Philip Cooke, Theories of Planning and Spatial Development
Translated by the translation and research group of Shahr-o-Khaneh Consulting Engineers.
This pamphlet translates the preface and first chapter of a book of the same title, in which a theoretical framework for urban and regional planning is offered to students of urban development, human geography, urban planning, and sociology. The author's aim is to dismantle the artificial boundaries between the social sciences and to overcome the consequences of the fragmentation of specializations in urban and regional research.
Hossein Soltanzadeh, Iranian Architecture and Urbanism as Recounted in Ferdowsi's Shahnameh
Office of Cultural Research; 1377; album format; 169 pages; 850 tomans.
The author divides the information available in Ferdowsi's Shahnameh on architecture and urbanism into several categories: words and definitions still in use, such as abgir (reservoir), atashkadeh (fire temple), eyvan (porch), bazaar, bazargah, and so on; words that are no longer much used, such as payab, kharsan, and shahrestan; and words whose meaning has changed, such as aramgah, dakhmeh, khaneh, sara, and shabestan.
The author also explores the characteristics of Iranian architecture as treated in the Shahnameh — for example, the garden and the mausoleum (with its various types), as well as architectural and urban spaces and their formation. This thematic grouping shapes the book's chapters, to which two appendices have been added: first, information drawn from the Vendidad, the Zoroastrian sacred book; and second, the religious-social hierarchy of various types of space in ancient Iran. A list of illustrations, terms, place names, and personal names concludes the work.
Philosophy and Architecture (collected articles)
Authors: J. Lyotard, S. Agasinski, J. Bennington, K. Cook, P. Crowther, G. Vattimo. Edited by Seyyed Mousa Dibaj and Hossein Soltanzadeh; translated by a translators' group; Office of Cultural Research; 1377; album format; 133 pages; 750 tomans.

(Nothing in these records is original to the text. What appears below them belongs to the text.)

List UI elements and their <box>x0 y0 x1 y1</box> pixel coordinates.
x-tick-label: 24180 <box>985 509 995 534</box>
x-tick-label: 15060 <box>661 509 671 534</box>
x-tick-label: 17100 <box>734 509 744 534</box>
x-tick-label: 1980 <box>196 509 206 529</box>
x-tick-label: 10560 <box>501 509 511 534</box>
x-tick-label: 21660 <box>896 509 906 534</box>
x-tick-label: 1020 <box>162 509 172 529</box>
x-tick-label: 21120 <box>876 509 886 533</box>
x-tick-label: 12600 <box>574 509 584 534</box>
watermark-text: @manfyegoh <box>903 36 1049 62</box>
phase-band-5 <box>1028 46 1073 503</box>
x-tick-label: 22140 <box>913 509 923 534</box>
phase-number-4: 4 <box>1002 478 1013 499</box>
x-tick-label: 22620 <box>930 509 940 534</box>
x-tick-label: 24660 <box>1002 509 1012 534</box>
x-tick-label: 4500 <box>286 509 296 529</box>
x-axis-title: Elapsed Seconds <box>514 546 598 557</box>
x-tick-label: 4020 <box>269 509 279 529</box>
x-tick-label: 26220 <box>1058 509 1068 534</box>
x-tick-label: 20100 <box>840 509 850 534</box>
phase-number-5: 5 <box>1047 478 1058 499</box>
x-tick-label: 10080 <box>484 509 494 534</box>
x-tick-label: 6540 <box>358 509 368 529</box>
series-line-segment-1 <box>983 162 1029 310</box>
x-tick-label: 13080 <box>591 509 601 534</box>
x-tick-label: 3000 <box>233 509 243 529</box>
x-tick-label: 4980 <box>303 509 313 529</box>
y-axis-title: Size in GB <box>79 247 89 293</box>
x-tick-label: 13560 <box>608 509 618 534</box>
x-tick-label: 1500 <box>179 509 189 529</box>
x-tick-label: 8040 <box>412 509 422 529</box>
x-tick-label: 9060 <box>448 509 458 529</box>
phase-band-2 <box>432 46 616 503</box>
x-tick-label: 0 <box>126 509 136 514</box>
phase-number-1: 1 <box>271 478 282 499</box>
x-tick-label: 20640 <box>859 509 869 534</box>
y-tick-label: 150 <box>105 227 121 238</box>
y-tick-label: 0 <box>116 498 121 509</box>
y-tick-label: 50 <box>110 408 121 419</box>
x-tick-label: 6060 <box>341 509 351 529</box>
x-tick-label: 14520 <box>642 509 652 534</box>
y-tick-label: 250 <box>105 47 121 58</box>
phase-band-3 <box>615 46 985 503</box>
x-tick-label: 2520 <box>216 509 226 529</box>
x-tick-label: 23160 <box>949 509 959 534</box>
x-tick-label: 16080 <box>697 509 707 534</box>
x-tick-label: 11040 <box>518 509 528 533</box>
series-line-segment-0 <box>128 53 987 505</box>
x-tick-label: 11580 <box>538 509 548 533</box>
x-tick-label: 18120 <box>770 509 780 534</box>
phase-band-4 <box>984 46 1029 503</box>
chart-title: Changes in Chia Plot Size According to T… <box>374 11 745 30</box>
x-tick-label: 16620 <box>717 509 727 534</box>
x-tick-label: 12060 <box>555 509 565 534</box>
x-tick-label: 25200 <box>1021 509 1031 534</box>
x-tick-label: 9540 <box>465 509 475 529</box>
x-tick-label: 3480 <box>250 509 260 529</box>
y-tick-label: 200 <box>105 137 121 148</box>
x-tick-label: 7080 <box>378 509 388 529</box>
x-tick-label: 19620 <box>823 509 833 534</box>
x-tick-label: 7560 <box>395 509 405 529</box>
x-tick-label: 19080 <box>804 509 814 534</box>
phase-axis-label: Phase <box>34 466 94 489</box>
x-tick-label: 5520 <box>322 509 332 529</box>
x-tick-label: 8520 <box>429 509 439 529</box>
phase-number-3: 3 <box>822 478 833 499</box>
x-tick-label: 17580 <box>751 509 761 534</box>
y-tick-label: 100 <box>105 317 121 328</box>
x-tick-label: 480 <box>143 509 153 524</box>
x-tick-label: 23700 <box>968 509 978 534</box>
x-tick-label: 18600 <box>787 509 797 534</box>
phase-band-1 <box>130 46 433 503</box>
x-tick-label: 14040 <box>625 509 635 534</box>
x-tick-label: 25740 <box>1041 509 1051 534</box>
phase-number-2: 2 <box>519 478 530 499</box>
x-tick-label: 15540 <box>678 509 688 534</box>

This book is a translation of seven articles intended to raise theoretical and philosophical questions in architecture and to introduce readers to new architectural movements. The introduction notes that "universal human architecture, despite its diversity, has a single language; architects of East and West can converse with one another while preserving their regional, national, and historical authenticity." The article titles are: "Distance and Spacing," "Matter and Time," "Place and the Work of Art," "Postmodern Relative Rationality," "Misa Ginzburg," "Art, Architecture, and Self-Awareness," and "Does the End of Modernity Mean the End of the Project?"
A preface by Hossein Soltanzadeh and an introduction by Seyyed Mousa Dibaj open the book as an entry to its theoretical and philosophical discussions; both pieces are also reproduced in English at the back of the volume.